Facebook Might be Spying on Us, but it Makes for Pretty Graphs

Facebookdata

Table of Contents

Graphs, Graph theory, Euler, and Dijkstra

As tasks become more defined, the structures of data used to define them increase in complexity. Even the smallest of projects can be broken down into groups of smaller tasks, that represent even smaller sub-tasks. Graphs are a data structure that helps us deal with large amounts of complex interactions, in a static, logical way. They are widely used in all kinds of optimization problems, including network traffic and routing, maps, game theory, and decision making. Whether we know it or not, most of us have had experiences with graphs when we interact with social media. It turns out that graphs are the perfect data structure to describe, analyze, and keep track of many objects, along with their relationships to one another. However, despite the ubiquity of graphs, they can be quite intimidating to understand. In the interest of curiosity and science, today is the day we’re going to tackle graphs, and wrestle with that uneasy feeling we get when we don’t have the slightest clue how something in front of us works.
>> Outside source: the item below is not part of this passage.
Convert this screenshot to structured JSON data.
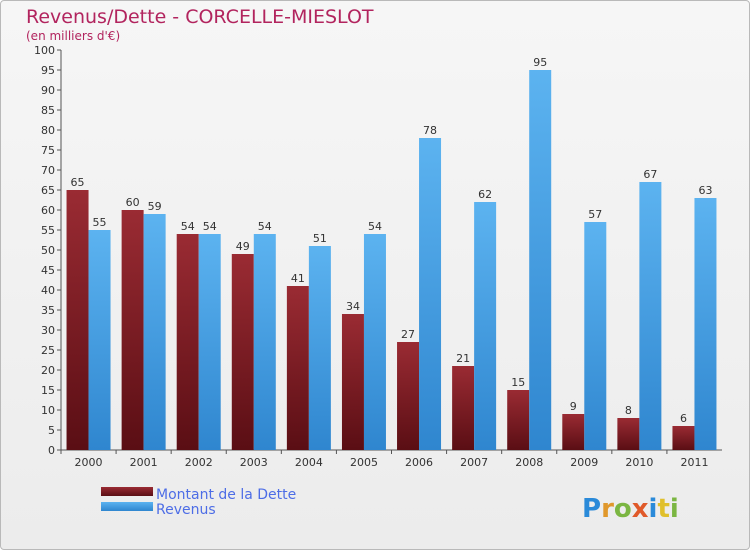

In order to explore graphs, we’re gonna take a look at what makes a graph, cover some of the math behind it, build a simplified graph, and begin to explore a more complex social graph from Facebook data. Nodes, or vertices of a graph are like the corners of a shape, while the edges are like the sides. Edges connect with corners in all directions, giving graphs the ability to take on any shape. Any graph can be depicted with G = (V, E) , where E is the set of edges, and V is the set of vertices. Larger graphs just have more nodes, and more edges means more connectivity.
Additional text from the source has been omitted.